Physical and theoretical studies of localized organic biradicals

• Main Author: Goldberg, Aaron Henry
• Format: Others
• Language: en
• Published: 1983
• Online Access: https://thesis.library.caltech.edu/5755/1/Goldberg_a_1983.pdf; Goldberg, Aaron Henry (1983) Physical and theoretical studies of localized organic biradicals. Master's thesis, California Institute of Technology. doi:10.7907/w5h0-qg02. https://resolver.caltech.edu/CaltechTHESIS:04292010-114150617 <https://resolver.caltech.edu/CaltechTHESIS:04292010-114150617>

Section I. Introduction. Section II. Singlet-triplet energy gaps in localized 1,3-biradicals have been investigated using ab initio electronic structure theory. Analysis of both the molecular orbital and generalized valence bond wavefunctions allows one to follow the complex interplay between through-bond and through-space interactions. When the two effects are of similar magnitude, a triplet ground state is possible. However, when one significantly dominates the other, a singlet ground state is expected. Extension of the analysis to other systems and the implications of the results for experimental studies of localized biradicals are discussed. Section III. Several unsuccessful attempts to observe the triplet cyclobutane- and cyclohexane-1,3-diyls through low temperature photolysis of the corresponding azo and azoxy compounds are reported. The reasons for these failures are considered together with their implications for the observation of other localized biradicals.
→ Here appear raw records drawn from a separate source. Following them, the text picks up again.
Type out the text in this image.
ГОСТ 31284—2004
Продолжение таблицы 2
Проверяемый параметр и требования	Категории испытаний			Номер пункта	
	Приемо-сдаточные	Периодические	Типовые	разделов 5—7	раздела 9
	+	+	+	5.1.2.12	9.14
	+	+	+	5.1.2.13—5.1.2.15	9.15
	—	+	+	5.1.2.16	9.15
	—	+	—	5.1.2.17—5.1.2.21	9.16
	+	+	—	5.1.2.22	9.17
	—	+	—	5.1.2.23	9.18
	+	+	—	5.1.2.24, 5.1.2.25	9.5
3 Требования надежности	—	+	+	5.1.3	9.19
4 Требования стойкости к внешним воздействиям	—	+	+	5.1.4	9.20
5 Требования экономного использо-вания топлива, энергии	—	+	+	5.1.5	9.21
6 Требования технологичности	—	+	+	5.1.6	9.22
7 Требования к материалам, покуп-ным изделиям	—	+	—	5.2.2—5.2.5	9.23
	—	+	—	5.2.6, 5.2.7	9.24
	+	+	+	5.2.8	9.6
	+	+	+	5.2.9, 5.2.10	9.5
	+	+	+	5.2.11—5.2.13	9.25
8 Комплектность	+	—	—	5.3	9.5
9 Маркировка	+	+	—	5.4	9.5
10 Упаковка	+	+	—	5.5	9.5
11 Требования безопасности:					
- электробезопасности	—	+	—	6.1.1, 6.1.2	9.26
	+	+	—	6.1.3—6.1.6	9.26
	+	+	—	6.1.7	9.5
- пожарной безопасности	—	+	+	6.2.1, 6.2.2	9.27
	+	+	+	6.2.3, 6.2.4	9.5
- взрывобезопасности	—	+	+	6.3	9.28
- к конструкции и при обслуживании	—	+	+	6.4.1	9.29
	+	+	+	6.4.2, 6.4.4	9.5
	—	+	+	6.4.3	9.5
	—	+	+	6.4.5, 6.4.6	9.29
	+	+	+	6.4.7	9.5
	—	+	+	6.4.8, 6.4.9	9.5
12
Section IV. Photolysis of either 7-(2,3-diazabicyclo[2.2.1]hept-2-ene) spirocyclopropane or 7-(2,3-diazabicyclo[2.2.1]hept-2-ene) spiro-5'-bicyclo[2.1.0]pentane in a glassy matrix at 8°K leads to observation of a triplet ESR spectrum.. Both signals exhibit zero-field splitting parameters which are typical of delocalized systems (|D/hc| = 0.0255 and |E/hci| = 0.003 cm^(-1)). In addition, they are stable at temperatures well in excess of 85°K. Several possible sources of the two spectra are discussed. Section V. A program for the ab initio calculation of zero-field splitting parameters in localized biradicals is developed. The results for several 1,3-biradicals are presented.